Finanzierungszusage

Auch: Verbindliche Darlehenszusage · Kreditzusage · Darlehensbestätigung

Die Finanzierungszusage ist die verbindliche Erklärung einer Bank, einem Kreditnehmer ein Darlehen zu einem bestimmten Betrag und zu festen Konditionen zu gewähren. Sie folgt auf eine vollständige Bonitäts- und Objektprüfung und ist deutlich verbindlicher als eine unverbindliche Vorprüfung.

Ausführliche Erklärung

Für den Makler markiert die Finanzierungszusage einen wichtigen Meilenstein im Verkaufsprozess: Erst mit ihr steht fest, dass der Käufer den Kaufpreis tatsächlich aufbringen kann. Viele Verkäufer verlangen – und Makler empfehlen dies aus guter Praxis – dass die Finanzierungszusage vor dem Notartermin oder zumindest vor Ablauf einer im Reservierungs- oder Vorvertrag vereinbarten Frist vorliegt.

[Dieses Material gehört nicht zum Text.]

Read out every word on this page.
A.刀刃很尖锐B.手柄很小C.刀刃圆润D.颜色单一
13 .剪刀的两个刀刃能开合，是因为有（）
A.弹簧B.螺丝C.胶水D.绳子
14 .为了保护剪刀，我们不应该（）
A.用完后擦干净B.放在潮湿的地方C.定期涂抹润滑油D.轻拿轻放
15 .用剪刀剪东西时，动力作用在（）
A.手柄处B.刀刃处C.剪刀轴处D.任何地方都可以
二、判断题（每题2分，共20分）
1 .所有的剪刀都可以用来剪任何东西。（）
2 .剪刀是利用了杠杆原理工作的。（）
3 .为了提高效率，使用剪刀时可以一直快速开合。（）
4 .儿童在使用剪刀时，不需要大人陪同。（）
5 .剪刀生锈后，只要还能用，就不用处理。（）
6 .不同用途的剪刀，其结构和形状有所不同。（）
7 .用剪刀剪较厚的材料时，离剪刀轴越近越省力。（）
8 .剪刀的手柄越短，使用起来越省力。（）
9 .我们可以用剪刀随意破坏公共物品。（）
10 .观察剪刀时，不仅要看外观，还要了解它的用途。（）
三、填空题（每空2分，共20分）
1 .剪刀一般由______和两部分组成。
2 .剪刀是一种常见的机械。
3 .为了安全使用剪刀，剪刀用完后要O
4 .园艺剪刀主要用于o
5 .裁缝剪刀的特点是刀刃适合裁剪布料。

Der Ablauf: Nach der Kreditanfrage prüft die Bank vollständige Unterlagen (Einkommensnachweise, Schufa-Auskunft, Objektunterlagen wie Grundbuchauszug, Exposé, ggf. Wertgutachten) und erstellt bei positivem Ergebnis ein verbindliches Kreditangebot nach § 491a BGB mit allen Pflichtangaben (Sollzins, effektiver Jahreszins, Gesamtbetrag, Widerrufsrecht). Der Kreditnehmer hat danach in der Regel 14 Tage Widerrufsrecht (§ 495 BGB), muss das Angebot aber durch Unterschrift annehmen, damit ein bindender Darlehensvertrag entsteht.

Praxisrelevant für Makler:

  • Eine reine "Finanzierungsbestätigung" oder "Selbstauskunft" ist nicht dasselbe wie eine Finanzierungszusage – Vorsicht bei laienhaften Formulierungen im Kaufangebot.
  • Manche Verkäufer verlangen die Vorlage der Finanzierungszusage als Bedingung für die Reservierung oder als Rücktrittsvorbehalt im Kaufvertrag.
  • Die Zusage ist meist befristet (oft 3–6 Monate) und an den Fortbestand der Bonität sowie den Beleihungswert der konkreten Immobilie gebunden – ändert sich das Objekt (z. B. durch Preisverhandlung), kann eine Nachprüfung nötig werden.

Beispiel aus der Praxis

Ein Käufer hat sich für ein Reihenhaus entschieden. Die Bank prüft seine Unterlagen und erstellt eine verbindliche Finanzierungszusage über 380.000 Euro zu 3,4 % effektivem Jahreszins, gültig bis zum Ende des dritten Monats nach Zusage. Erst nach Vorlage dieser Zusage beim Verkäufer wird der Notartermin final vereinbart.

Rechtsgrundlage

  • § 491 ff. BGB – Vorschriften zu Immobiliar-Verbraucherdarlehensverträgen, insbesondere Formerfordernisse und Pflichtangaben.
  • § 491a BGB – Vorvertragliche Informationspflichten der Bank (Europäisches Standardisiertes Merkblatt, ESIS).
  • § 495 BGB – Widerrufsrecht des Verbrauchers bei Darlehensverträgen.
  • § 505a BGB – Pflicht zur Kreditwürdigkeitsprüfung vor Zusage.